As we publish this 40th issue of the Journal, it’s fair to say that the intervening years have witnessed some of the most dramatic events in the history of finance, business and technology, including the evolving crisis that started in 2007. Although many of these events were unpredictable to say the least, we have always put innovation at the heart of our agenda. In issue 1 we predicted that “the true impact of the internet on businesses must be recognized... [its] primary impact has been to reduce barriers to entry significantly and, consequently, to curtail the ability to maintain competitive advantage over the long term.” We continue in this pioneering spirit in the 40th issue where financial transformation is the main topic.
In the expert opinion article Bernd Richter offers his view on how institutions can take advantage of technological and regulatory changes while updating payments systems.
In one of the three high-level debate articles, Sam Price and Joseph Abou-Jaoude bring us back to peer-to-peer lending and analyze its possible incorporation in mainstream finance, following Yvan De Munck’s article in issue 39.

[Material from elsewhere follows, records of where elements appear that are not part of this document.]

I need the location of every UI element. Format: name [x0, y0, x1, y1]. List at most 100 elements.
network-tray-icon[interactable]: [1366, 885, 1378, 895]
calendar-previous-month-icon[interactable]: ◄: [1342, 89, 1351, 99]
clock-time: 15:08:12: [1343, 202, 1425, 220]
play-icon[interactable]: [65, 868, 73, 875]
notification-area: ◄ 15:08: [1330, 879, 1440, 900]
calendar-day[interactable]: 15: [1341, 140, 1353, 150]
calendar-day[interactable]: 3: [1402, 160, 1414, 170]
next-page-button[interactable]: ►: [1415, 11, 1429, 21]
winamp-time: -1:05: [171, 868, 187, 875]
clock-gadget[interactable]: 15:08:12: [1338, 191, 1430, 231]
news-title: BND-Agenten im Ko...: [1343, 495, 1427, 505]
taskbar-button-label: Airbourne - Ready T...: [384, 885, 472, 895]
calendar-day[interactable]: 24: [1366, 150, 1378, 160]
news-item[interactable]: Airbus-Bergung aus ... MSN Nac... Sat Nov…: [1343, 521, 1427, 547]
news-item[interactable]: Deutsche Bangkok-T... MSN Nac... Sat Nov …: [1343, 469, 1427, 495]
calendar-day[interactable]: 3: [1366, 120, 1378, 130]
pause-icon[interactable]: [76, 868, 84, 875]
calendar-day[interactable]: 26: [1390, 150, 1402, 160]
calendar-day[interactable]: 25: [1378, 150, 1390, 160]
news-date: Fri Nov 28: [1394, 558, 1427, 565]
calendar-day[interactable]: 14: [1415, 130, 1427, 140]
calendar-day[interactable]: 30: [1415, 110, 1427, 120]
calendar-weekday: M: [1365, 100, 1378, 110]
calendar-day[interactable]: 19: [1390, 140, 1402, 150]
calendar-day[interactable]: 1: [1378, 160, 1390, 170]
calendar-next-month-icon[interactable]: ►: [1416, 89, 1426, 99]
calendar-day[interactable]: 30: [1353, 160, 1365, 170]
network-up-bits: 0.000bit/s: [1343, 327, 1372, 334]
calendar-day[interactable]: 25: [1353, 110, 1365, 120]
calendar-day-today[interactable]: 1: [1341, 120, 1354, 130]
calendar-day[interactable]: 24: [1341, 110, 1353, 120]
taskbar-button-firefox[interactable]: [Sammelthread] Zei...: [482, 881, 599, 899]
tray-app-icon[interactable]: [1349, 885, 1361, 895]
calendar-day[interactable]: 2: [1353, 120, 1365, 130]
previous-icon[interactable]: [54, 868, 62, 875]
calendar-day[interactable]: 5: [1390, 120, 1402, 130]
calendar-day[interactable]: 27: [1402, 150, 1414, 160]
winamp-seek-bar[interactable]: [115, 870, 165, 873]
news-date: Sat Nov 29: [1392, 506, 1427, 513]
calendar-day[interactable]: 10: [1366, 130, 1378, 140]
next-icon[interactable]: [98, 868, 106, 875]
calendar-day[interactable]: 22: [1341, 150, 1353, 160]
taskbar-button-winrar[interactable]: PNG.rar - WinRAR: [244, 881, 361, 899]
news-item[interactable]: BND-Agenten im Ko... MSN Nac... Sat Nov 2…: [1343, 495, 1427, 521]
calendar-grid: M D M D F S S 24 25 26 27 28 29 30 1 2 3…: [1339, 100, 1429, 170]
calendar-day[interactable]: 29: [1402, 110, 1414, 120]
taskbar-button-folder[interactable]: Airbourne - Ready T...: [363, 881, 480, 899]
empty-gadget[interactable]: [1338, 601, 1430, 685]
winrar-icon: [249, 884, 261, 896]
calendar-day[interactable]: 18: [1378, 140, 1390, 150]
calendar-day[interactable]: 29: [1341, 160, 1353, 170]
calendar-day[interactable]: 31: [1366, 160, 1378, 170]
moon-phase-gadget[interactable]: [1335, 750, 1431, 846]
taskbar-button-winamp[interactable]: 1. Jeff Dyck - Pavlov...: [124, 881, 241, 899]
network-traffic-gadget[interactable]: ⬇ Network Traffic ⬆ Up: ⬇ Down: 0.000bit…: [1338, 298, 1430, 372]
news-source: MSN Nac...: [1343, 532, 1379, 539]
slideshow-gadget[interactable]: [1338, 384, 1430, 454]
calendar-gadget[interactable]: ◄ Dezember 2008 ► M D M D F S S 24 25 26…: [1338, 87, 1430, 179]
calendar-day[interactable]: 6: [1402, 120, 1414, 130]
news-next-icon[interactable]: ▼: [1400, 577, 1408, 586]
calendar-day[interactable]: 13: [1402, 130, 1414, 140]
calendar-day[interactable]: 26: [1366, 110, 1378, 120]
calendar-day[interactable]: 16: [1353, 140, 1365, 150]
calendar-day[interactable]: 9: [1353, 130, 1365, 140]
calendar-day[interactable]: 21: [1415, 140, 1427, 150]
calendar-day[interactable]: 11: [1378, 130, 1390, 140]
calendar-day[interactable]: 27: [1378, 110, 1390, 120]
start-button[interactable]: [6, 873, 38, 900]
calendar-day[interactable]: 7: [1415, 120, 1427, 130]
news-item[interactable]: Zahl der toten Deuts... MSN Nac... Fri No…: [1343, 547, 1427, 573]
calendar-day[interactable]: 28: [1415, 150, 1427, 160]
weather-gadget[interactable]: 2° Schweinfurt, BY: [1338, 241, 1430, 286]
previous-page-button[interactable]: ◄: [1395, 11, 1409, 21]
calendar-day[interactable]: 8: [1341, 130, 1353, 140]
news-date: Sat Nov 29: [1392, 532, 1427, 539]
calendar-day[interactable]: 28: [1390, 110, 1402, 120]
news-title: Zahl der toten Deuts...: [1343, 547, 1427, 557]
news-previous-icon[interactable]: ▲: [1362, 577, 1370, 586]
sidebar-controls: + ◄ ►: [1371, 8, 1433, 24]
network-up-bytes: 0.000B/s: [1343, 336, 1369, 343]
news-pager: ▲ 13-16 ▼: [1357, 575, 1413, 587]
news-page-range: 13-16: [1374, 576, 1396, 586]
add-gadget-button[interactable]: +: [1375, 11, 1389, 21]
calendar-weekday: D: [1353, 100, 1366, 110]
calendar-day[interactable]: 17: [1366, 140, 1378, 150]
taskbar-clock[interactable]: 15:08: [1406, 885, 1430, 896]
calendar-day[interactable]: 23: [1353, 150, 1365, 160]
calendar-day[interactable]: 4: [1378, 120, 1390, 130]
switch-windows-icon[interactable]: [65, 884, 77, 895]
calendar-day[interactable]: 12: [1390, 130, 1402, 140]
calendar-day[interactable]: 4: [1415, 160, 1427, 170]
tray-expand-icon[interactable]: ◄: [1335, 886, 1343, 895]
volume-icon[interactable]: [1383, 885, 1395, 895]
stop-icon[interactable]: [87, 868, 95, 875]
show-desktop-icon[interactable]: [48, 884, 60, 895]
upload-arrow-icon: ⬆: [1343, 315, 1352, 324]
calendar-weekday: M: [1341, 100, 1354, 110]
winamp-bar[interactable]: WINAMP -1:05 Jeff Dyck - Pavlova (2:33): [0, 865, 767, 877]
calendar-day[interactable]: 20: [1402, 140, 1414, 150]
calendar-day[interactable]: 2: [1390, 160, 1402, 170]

In a second research article Jennifer Liu, following her introductory CCP article in issue 38, analyzes the impact of central clearing costs, arguing that one needs to account not only for central clearing counterparties (CCP) charges but also for charges from service providers, central securities depositories, settlement/payment banks, as well as internal operating costs. Again, we are at the heart of financial transformation since central clearing is changing the way banks and financial institutions trade and manage key risks that have been at the heart of the ongoing crisis that started in 2007.
The 40th issue also includes three cutting edge papers. The journal has always been attentive to financial transformation at all levels from large macroeconomic and systemic transformation to changes in the detailed methodology used in the financial markets for trading, lending, pricing, hedging and risk management.
In one of these articles, we once again address regulation, as Tomasz Borkowski, Niklas Hegemann, Maria Knodt and Oliver Krauskopf use a classic credit risk model to assess the Single Bank Resolution Fund introduced by the new Bank Recovery and Resolution Directive of the European Union. In the second cutting edge paper, Morten Dyrmose and Gavin Reid apply cutting edge statistical analysis to examine initial public offering underpricing and its variation by world regions via kernel density techniques and inferential results.
Our final article focuses on financial product classes that contributed to the crisis that started in 2007, namely collateralized debt obligations (CDO). Key drivers of CDO price and risk include the default dependence or “correlation” across different credit entities. It is fair to say that the problem of properly modeling the dynamics of dependence in credit risk is still open, and that despite the diminished interest in CDOs, this remains a very challenging and important problem since securitization is still active or even increasing in a number of markets, as we have seen earlier when discussing peer-to-peer lending secondary markets. It is thus just as well that in this 40th issue we publish this technical paper on CDOs, where Stephan Höcht, Matthias Scherer and Patrick Spitaler deal with an empirical study on pricing and hedging CDO tranches using latent one-factor models.